/ParaJob

run parameter studies in parallel without the hassle

Primary LanguageMATLABGNU General Public License v3.0GPL-3.0

ParaJob - run parameter studies in parallel without the hassle

ParaJob is a set of functions written in Matlab. It allows you to run a lot of computations with varying parameters (such as convergence studies in the FEM) in parallel, with all the bugs and problems already worked out for you.

Specifically, ParaJob,

  • runs jobs in parallel (as separate Matlab instances, this means no Parallel toolbox license is needed, things like global variables still work and typical limitations of Matlab's parfor-loop do not apply.)
  • captures program output in a log file for each instance,
  • provides an interface to
    • launch a given number of instances
    • continuously print current progress
  • catches runtime errors gracefully and saves a stack-trace that helps with debugging
  • balances distributes load such that the given job will be finished as soon as possible

Demo-Run

To start one of the provided examples, launch ParaJob from the command line:

./paraJobLauncher.sh <studyID> <NumInstances> <RunMode> 

This will start the specified number of instances, which in turn will run computations in the job queue. The results of each computation are stored in .mat files that can be collected afterwards by custom visualization routine from within Matlab.

For longer jobs, it one might want to get an overview of the current tasks:

./paraJobMonitor <studyID>

Running your own studies

New jobs are defined in the file pjParamSets.m For a new job, one essentially needs to define these fields:

Param.getJobArgs = @(i) {i, 1/i};
Param.getJobFunc = @(i) @demoFunc ;
Param.getJobFileName = @(i) [Param.ResultsPath sprintf('demores_i%i.mat',i)];
Param.nJ = 2;
Param.saveRes = true;

where the first three fields are function handles that return data for a given job-ID.

What happens during execution of each job, is that the jobFunc is called with the specified jobArgs.

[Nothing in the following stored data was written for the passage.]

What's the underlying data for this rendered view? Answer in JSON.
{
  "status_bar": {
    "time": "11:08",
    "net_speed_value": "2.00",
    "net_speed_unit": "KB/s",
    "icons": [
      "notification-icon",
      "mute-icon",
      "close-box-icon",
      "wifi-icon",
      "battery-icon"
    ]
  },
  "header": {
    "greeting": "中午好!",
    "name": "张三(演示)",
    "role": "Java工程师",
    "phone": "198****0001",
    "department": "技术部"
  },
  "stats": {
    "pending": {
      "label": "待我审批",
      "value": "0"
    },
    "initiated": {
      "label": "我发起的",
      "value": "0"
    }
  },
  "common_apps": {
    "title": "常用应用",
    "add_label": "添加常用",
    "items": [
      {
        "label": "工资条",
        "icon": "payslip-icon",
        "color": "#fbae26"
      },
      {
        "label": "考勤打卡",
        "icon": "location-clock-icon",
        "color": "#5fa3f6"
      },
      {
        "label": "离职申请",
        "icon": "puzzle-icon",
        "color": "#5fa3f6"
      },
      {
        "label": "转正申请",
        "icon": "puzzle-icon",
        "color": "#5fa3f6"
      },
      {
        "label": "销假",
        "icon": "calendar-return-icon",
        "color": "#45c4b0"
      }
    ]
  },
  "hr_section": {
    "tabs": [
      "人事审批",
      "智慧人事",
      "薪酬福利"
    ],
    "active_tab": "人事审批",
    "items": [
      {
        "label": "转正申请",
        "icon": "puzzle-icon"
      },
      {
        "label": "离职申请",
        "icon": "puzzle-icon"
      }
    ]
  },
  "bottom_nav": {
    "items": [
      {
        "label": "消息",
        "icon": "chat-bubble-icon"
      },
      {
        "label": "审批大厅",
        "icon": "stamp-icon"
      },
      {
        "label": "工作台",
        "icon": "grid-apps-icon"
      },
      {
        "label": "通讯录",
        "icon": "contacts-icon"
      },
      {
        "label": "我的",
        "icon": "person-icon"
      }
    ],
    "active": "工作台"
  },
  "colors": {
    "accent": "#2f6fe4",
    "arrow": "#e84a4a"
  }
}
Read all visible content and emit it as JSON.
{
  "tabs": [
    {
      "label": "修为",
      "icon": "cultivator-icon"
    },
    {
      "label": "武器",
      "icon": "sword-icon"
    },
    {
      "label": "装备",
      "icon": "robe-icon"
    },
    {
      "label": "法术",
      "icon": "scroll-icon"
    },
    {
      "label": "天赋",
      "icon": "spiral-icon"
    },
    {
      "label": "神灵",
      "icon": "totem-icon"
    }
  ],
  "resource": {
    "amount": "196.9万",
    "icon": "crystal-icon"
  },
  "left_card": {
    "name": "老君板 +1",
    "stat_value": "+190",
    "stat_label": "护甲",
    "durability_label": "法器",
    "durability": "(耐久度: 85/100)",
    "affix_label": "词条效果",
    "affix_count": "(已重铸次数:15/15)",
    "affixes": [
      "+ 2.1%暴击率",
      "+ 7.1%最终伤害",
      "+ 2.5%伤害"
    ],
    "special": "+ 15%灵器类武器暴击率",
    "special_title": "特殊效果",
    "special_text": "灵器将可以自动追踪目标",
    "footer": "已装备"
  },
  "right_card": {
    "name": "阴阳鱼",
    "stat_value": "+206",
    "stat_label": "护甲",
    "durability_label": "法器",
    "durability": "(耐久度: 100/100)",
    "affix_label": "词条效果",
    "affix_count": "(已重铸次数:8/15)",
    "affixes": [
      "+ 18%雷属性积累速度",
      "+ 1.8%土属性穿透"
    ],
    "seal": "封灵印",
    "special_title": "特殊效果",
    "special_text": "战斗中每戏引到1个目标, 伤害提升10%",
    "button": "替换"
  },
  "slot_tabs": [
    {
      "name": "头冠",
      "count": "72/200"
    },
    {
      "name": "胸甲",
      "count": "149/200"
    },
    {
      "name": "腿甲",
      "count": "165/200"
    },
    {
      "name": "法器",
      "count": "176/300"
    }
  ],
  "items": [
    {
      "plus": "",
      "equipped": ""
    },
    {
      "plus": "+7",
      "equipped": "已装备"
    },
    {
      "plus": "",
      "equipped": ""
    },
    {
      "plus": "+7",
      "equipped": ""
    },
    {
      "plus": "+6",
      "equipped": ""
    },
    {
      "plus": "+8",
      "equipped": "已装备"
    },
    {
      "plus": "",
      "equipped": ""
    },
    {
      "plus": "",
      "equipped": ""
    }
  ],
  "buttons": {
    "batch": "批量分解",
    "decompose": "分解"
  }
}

The output of the jobFunc will then be saved in the jobFileName:

res = jobFun(jobArgs{:});
save(res, jobFileName);

Going back to the definition of a study, the fields .get___ are responsible to deliver the correct jobFunc, jobArgs and jobFileName for the given job-ID respectively: getJobArgs is a function handle that returns the arguments for the given job-ID as a struct. getJobFunc a function handle that returns the function handle to be called for the given job-ID getJobFileName accordingly is responsible for returning a filename where the results of the given job-ID are to be stored. nJ is just the number of jobs in the given study. (job-IDs range from 1 to nJ.) saveRes specifies if the output shall be saved at all. (Sometimes the called function handles the results-saving on their on)

Creating JobArgs

Note: For parameter studies (where computations are run with all permutations of certain parameters, in the FEM these could be variation of element size, polynomial degree, element class), the function serializeArguments() might be useful. See the documentation in the function header for further details.